How to set up Supabase Edge Functions for AI workloads
Quick Answer: Create the function with `supabase functions new ai-handler`, write a Deno handler that reads the user JWT, calls a model provider, and writes results back via the Supabase client with row-level security. Deploy with `supabase functions deploy ai-handler` and call from the frontend using `supabase.functions.invoke()` with the user's session token.

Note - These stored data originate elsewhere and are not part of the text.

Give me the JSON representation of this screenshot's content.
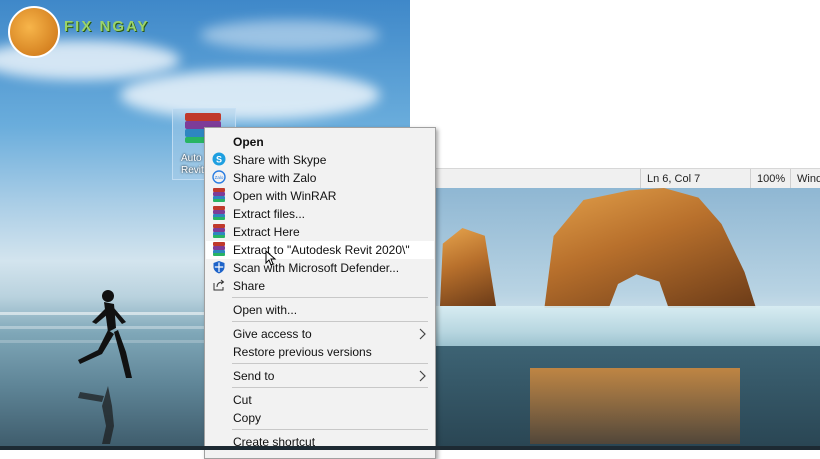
{
  "logo": {
    "text": "FIX NGAY",
    "sub": ""
  },
  "desktop_icon": {
    "label_line1": "Auto",
    "label_line2": "Revit"
  },
  "statusbar": {
    "position": "Ln 6, Col 7",
    "zoom": "100%",
    "encoding": "Wind"
  },
  "context_menu": {
    "items": [
      {
        "label": "Open",
        "icon": "none",
        "bold": true
      },
      {
        "label": "Share with Skype",
        "icon": "skype-icon"
      },
      {
        "label": "Share with Zalo",
        "icon": "zalo-icon"
      },
      {
        "label": "Open with WinRAR",
        "icon": "winrar-icon"
      },
      {
        "label": "Extract files...",
        "icon": "winrar-icon"
      },
      {
        "label": "Extract Here",
        "icon": "winrar-icon"
      },
      {
        "label": "Extract to \"Autodesk Revit 2020\\\"",
        "icon": "winrar-icon",
        "highlighted": true
      },
      {
        "label": "Scan with Microsoft Defender...",
        "icon": "defender-shield-icon"
      },
      {
        "label": "Share",
        "icon": "share-icon"
      },
      {
        "label": "Open with...",
        "icon": "none"
      },
      {
        "label": "Give access to",
        "icon": "none",
        "submenu": true
      },
      {
        "label": "Restore previous versions",
        "icon": "none"
      },
      {
        "label": "Send to",
        "icon": "none",
        "submenu": true
      },
      {
        "label": "Cut",
        "icon": "none"
      },
      {
        "label": "Copy",
        "icon": "none"
      },
      {
        "label": "Create shortcut",
        "icon": "none"
      }
    ]
  },
  "colors": {
    "menu_bg": "#f2f2f2",
    "highlight": "#ffffff",
    "skype": "#1e9fe0",
    "zalo": "#2a7de1",
    "defender": "#1d63c9"
  }
}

Why Edge Functions Fit AI Workloads
Supabase Edge Functions run on Deno Deploy, co-located with the database, and inherit row-level security via a forwarded user JWT. For AI workloads — embedding ingestion, RAG retrieval, model orchestration — that proximity to Postgres matters because most AI calls bracket a database read or write.
Step-by-Step Setup
- Install the Supabase CLI and authenticate:
supabase login - Initialise the project locally if it is not already:
supabase init - Create the function:
supabase functions new ai-handler - Write the handler in
supabase/functions/ai-handler/index.ts:
import { createClient } from "jsr:@supabase/supabase-js@2";
Deno.serve(async (req) => {
const authHeader = req.headers.get("Authorization");
if (!authHeader) return new Response("unauthorized", { status: 401 });
const supabase = createClient(
Deno.env.get("SUPABASE_URL")!,
Deno.env.get("SUPABASE_ANON_KEY")!,
{ global: { headers: { Authorization: authHeader } } }
);
const { prompt } = await req.json();
const r = await fetch("https://api.openai.com/v1/chat/completions", {
method: "POST",
headers: {
"Authorization": `Bearer ${Deno.env.get("OPENAI_API_KEY")}`,
"Content-Type": "application/json",
},
body: JSON.stringify({
model: "gpt-4o-mini",
messages: [{ role: "user", content: prompt }],
}),
});
const data = await r.json();
await supabase.from("ai_logs").insert({ prompt, response: data });
return new Response(JSON.stringify(data), { headers: { "Content-Type": "application/json" } });
});
- Set environment secrets:
supabase secrets set OPENAI_API_KEY=sk-... - Deploy:
supabase functions deploy ai-handler - Call from the frontend:
await supabase.functions.invoke("ai-handler", { body: { prompt } })
Operational Notes
Edge Functions on Supabase Pro have a 150-second wall-clock limit per invocation as of May 2026. Long-running AI tasks (above this limit) should be queued via Postgres pg_cron + a dedicated worker, or moved to a Vercel Edge Function or a self-hosted runtime. For streaming responses, return a ReadableStream from the handler and process the SSE on the client.
Common Mistakes
Two recurring issues: forgetting to set the OPENAI_API_KEY secret (causing 500 errors on first call), and using the service role key in the function (bypassing RLS, which silently expands attack surface). Always pass the anon key and forward the user JWT for AI handlers that read or write user-scoped data.